Gegen den antizionistischen Konsens!
Teil dieser Normalität ist der sich immer offener artikulierende Hass auf die
Jüdinnen und Juden. Schon im ersten Halbjahr 2008 registrierte das Forum gegen
Antisemitismus mehr Vorfälle als 2007. Der Antisemitismus ist aber nicht auf
die extreme Rechte beschränkt: Auf der Linken tobt er sich heute als
Antizionismus aus. Der Hass auf Israel, den Staat der Shoah-Überlebenden,
verbindet die politischen Lager und die Generationen. Denn unabhängig von
seiner Politik erinnert Israel an das deutsch-österreichische Vernichtungswerk.
Zu den rechten und linken Feinden Israels gesellen sich fanatisierte Muslime,
die sich zumindest in ihrem Antisemitismus im Einklang mit der
Mehrheitsgesellschaft wissen. Die liberale Mitte mag da nicht nachstehen:
Anlässlich Jörg Haiders Amokfahrt war etwa im "Standard" zu lesen,
dass erst die Zurückweisung durch Israel ihn mit jenem Hass überflutete, der
ihn in die Nähe zu arabischen Despoten wie Saddam Hussein brachte.
Antisemitische Übergriffe werden zu "Konflikten" umgelogen.
Und wieder sollen die Opfer antisemitischer Gewalt selbst daran schuld sein!

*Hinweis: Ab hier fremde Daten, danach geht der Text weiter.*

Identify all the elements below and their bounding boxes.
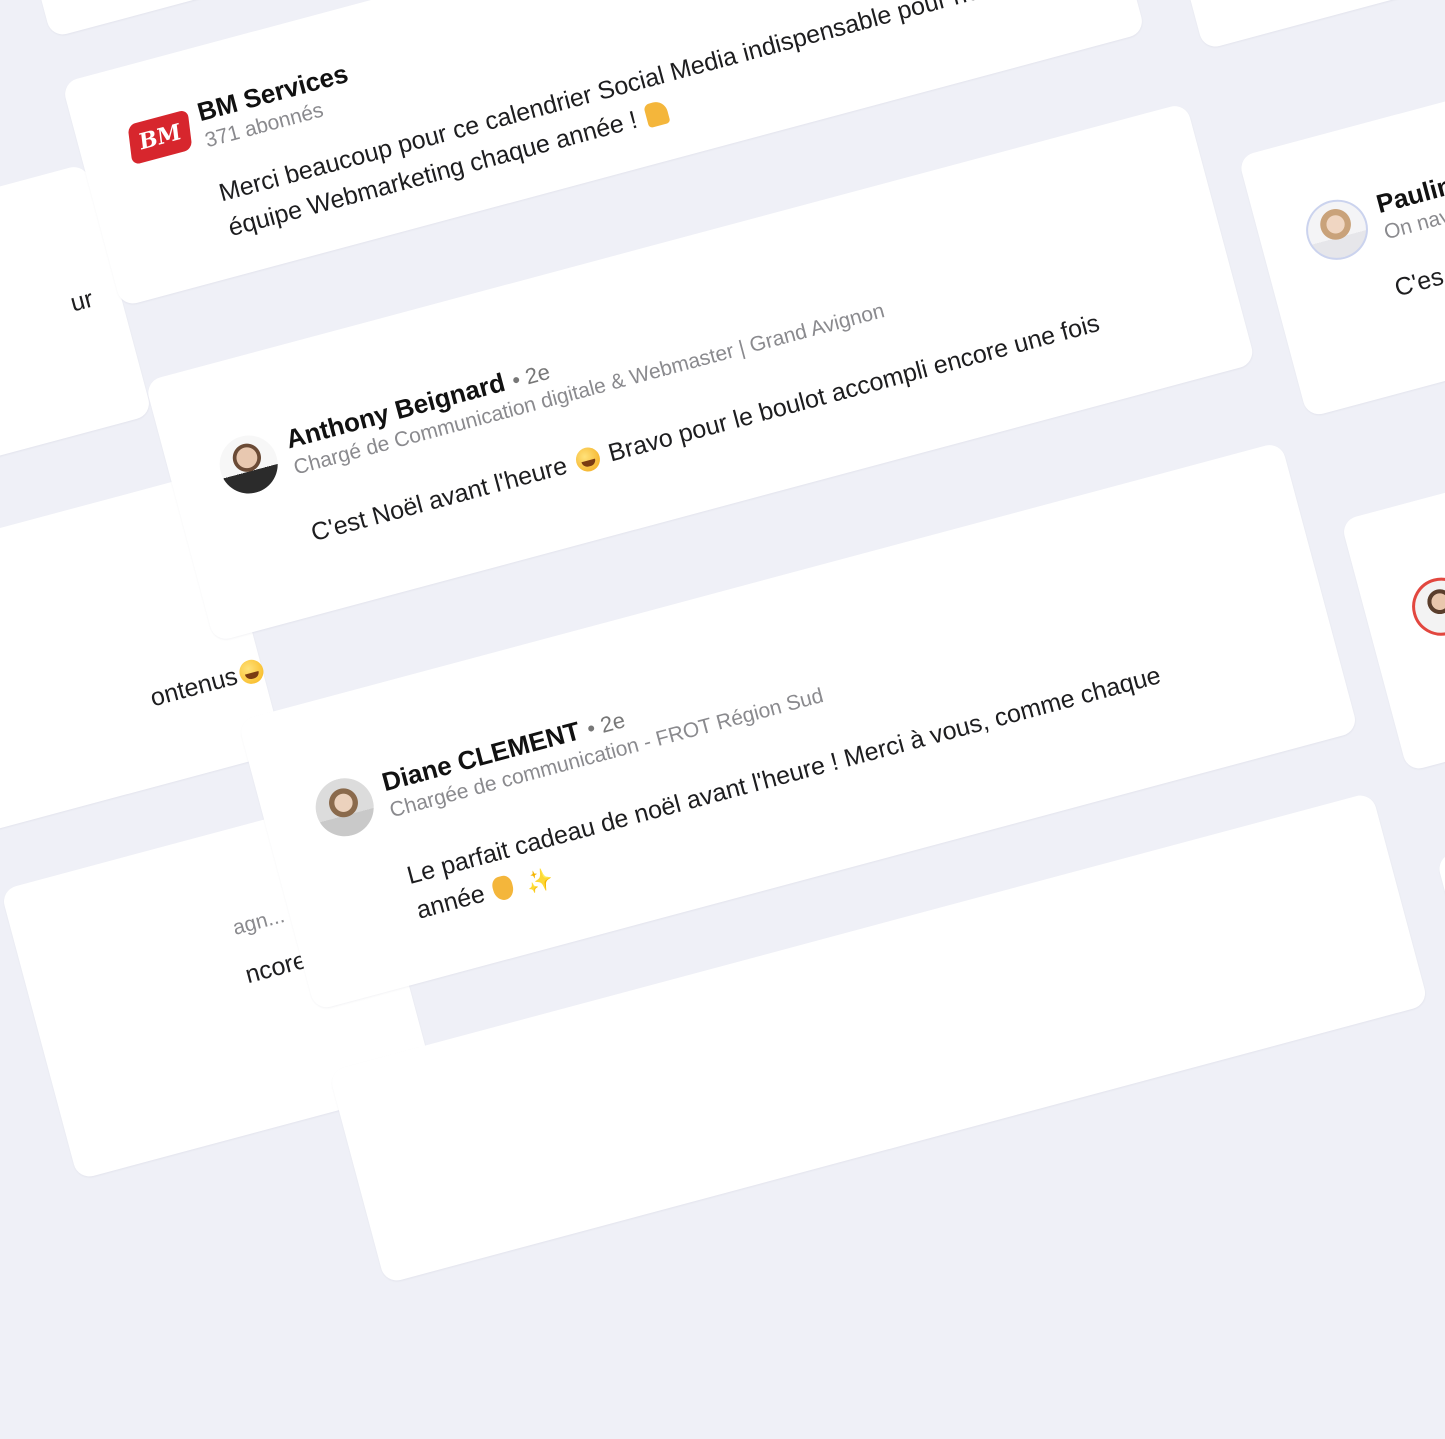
testimonial-text-content: ontenus <box>147 662 241 713</box>
author-avatar <box>1299 192 1375 267</box>
author-avatar <box>309 771 381 843</box>
testimonial-text: ontenus <box>147 654 269 713</box>
smiling-face-emoji <box>236 657 267 687</box>
author-meta: agn... <box>230 904 288 940</box>
ok-hand-emoji <box>490 873 517 903</box>
testimonial-text: ur <box>67 284 97 318</box>
grinning-face-emoji <box>573 444 603 475</box>
bm-services-logo: BM <box>127 109 193 166</box>
testimonial-card-right-top <box>1183 0 1445 51</box>
flexed-biceps-emoji <box>643 99 671 129</box>
testimonial-wall: ur ontenus agn... ncore que celui BM BM … <box>0 0 1445 1284</box>
testimonial-card-right-bottom <box>1435 754 1445 1071</box>
author-header: Paulin On nav <box>1299 169 1445 267</box>
testimonial-card-pauline: Paulin On nav C'es <box>1237 53 1445 418</box>
testimonial-text: C'es <box>1391 262 1445 303</box>
testimonial-card-right-mid <box>1340 417 1445 772</box>
author-avatar <box>1405 571 1445 643</box>
author-avatar <box>213 428 285 500</box>
sparkles-emoji: ✨ <box>523 865 556 897</box>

Längst hat sich die europäische Öffentlichkeit damit abgefunden, dass jede
Synagoge, jede jüdische Schule und Organisation bewacht werden muss. In einem
falsch verstandenen Antirassismus wird zudem der militante Antisemitismus ethnisierter und marginalisierter
Bevölkerungsteile als entfremdeter Protest verharmlost. Kritik am
islamistischen Antisemitismus ist notwendig und muss zulässig sein! Diese als
"rassistisch" zu denunzieren, zeugt von Akzeptanz dieses
Antisemitismus.
Mit der OMV schickt sich nun ein staatsnaher Konzern an, mit einem Regime, das
Israel offen mit nuklearer Vernichtung droht, Geschäfte zu machen. Erst im
Dezember 2006 lud dieses Regime neonazistische und islamistische
Holocaustleugner nach Teheran. Umgekehrt wird hierzulande Vertretern des
Mullah-Staates der rote Teppich ausgerollt: Erst Ende Oktober konnte
Ex-Präsident Khatami an der Wiener Universität
sprechen. "Dialog" wird diese Propagandafreiheit für apokalyptische
Juden-, Schwulen- und Frauenhasser dann genannt.
Angesprochen auf die iranischen Vernichtungsdrohungen gegenüber Israel, berief
sich Verteidigungsminister Norbert Darabos (SPÖ)
jüngst auf die österreichische Neutralität und ging auf "große
Distanz" zum jüdischen Staat und seinen Anstrengungen, die drohende
nukleare Vernichtung abzuwenden. Diese Verantwortungslosigkeit straft all die
wohl tönenden Politikerreden über Auschwitz und die Lehren daraus Lügen.